Чакыр замолчал и, взбешенный, вернулся домой, не сказав ни слова жене. После обеда он не пошел на службу – первый раз в жизни позволил себе такую вольность – и остаток дня провел, мрачно посасывая ракию, все такой же молчаливый, с помутневшими глазами. Вечером он неожиданно вышел из себя, разбил несколько стаканов и, ругаясь, дал пощечину жене, которая всегда настаивала, чтобы Ирина кончила гимназию и университет. Он был твердо убежден, что все началось именно с этого. На крики сбежались соседи и начали с искренним сочувствием его успокаивать. Одни советовали но думать дурно о дочери, другие, знавшие про давнюю связь Ирины о Борисом, высказывали предположение, что все может кончиться хорошо. В городке было известно, что жена Бориса страдает тяжелой болезнью и смерти ее ждут со дня на день. Но эти предположения еще больше оскорбили достоинство служаки. Немного протрезвившись, он успокоился, а около девяти часов вечера его вызвал в участок полицейский инспектор. Чакыр предстал перед ним, стиснув зубы, и вперил в начальника мутный взгляд.
– Слушай, дядя Атанас, оставь-ка ты девушку в покое! – дружелюбно сказал инспектор, которому уже доложили, как тот бушевал дома.
Чакыр уставился на бегающие, неприятно голубые глаза начальника. Он тупо думал о том, чем они ему так не нравятся. Это были острые, нечестные, подлые глаза. В них было что-то от быстрой находчивости Сюртучонка, его уменья пользоваться людьми в своих целях.
– Что ж такого, что твоя дочь с кем-то прогуливалась! – продолжал инспектор с некоторой строгостью. – Велико дело! Перед твоей дочерью всякий снимет шапку, а ты ее ругаешь! Разве так можно?
Чакыр молчал. Никогда и ни за что на свете он не согласился бы с тем, что его дочь вольна кататься в машине с женатыми мужчинами.
– Теперь о другом, – продолжал инспектор уже официальным тоном. – Завтра табачники объявят стачку. Есть сведения, что коммунисты готовят митинг, а ты опытен в этих делах. Это я и хотел тебе сказать. А теперь пойди выспись и подумай, что нам делать завтра.
Чакыр отправился домой, но оскорбленная отцовская честь продолжала бушевать в его душе. На известие о стачке он не обратил никакого внимания. Какое ему сейчас дело до стачки, когда горит его собственный дом, когда его дочь стала уличной девкой, развратницей, потаскухой? Он вернулся домой, подавленный всем пережитым, лег и заснул.

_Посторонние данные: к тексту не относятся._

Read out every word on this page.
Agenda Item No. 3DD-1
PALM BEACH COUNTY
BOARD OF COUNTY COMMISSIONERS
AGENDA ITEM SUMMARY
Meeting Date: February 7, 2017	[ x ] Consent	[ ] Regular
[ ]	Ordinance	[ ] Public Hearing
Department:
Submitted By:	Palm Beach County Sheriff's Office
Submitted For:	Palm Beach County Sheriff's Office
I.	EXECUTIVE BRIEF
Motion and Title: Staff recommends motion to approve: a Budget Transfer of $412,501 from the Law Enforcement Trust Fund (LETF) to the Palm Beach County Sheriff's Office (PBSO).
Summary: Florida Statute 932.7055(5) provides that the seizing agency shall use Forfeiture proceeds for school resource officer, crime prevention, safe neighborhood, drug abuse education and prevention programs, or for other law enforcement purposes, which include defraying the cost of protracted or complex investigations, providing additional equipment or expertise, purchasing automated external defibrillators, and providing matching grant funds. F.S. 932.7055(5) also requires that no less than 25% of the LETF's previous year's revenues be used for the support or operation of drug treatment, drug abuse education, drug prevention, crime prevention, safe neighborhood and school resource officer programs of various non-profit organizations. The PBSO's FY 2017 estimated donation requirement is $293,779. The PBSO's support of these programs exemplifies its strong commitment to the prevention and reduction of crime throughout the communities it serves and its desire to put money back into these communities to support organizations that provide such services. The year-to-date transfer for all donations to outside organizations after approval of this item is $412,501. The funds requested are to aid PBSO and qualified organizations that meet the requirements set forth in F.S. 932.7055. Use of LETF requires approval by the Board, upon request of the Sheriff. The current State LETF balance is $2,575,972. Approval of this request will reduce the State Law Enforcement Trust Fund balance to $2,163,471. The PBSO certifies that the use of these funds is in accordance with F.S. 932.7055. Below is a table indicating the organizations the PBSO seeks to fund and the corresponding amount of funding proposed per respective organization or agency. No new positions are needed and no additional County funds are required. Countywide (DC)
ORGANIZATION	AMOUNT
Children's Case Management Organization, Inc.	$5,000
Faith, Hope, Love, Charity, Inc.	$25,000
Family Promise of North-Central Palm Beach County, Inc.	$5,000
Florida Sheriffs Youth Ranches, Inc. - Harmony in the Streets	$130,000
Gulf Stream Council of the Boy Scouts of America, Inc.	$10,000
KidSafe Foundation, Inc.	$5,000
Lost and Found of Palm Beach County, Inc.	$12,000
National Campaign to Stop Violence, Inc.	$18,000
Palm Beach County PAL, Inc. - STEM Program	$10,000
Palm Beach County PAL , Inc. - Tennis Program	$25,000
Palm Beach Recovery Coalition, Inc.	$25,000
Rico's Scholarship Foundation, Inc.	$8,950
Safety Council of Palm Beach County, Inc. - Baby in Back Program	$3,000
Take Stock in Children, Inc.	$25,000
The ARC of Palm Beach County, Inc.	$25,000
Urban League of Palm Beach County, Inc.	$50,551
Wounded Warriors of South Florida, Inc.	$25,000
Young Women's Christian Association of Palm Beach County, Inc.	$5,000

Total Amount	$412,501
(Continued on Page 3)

А увидев в кошмарном сне змею, которая, уж конечно, была его дочерью, проснулся утром еще более хмурым и разбитым.
В последний раз проведя бритвой по шее к подбородку, Чакыр умылся и начал тереть квасцами свое багровое лицо. Он делал это с яростным, но беспомощным гневом, совсем позабыв о стачке. Мысль о ней таилась лишь где-то в глухом углу его сознания. Его не волновали ни тревожные слова инспектора о том, что рабочие готовят митинг, ни сделанное на основании двадцатилетнего опыта наблюдение, что стачки принимают все более крупные размеры и подавление их связано со все большим кровопролитием. Сейчас все его существо было поглощено диким и мрачным решением, которое он принял и собирался осуществить со всем деспотизмом своего непреклонного характера: прервать ученье дочери, запереть ее дома, как в монастыре, и выдать замуж за какого-нибудь простого, по сильного мужчину, который умеет справляться с распущенными бабенками. Да, он сделает это не моргнув глазом. В последнее время он стал слишком мягким и слишком легко позволял жене и дочери садиться себе на шею.
Приняв это решение, Чакыр успокоился и вволю напился молока. Потом надел свой темно-синий мундир с серебряными нашивками на погонах, ударил тростью по юфтевым сапогам, заботливо начищенным женой, и отправился в участок, все такой же хмурый и злой, но гордясь принятым решением.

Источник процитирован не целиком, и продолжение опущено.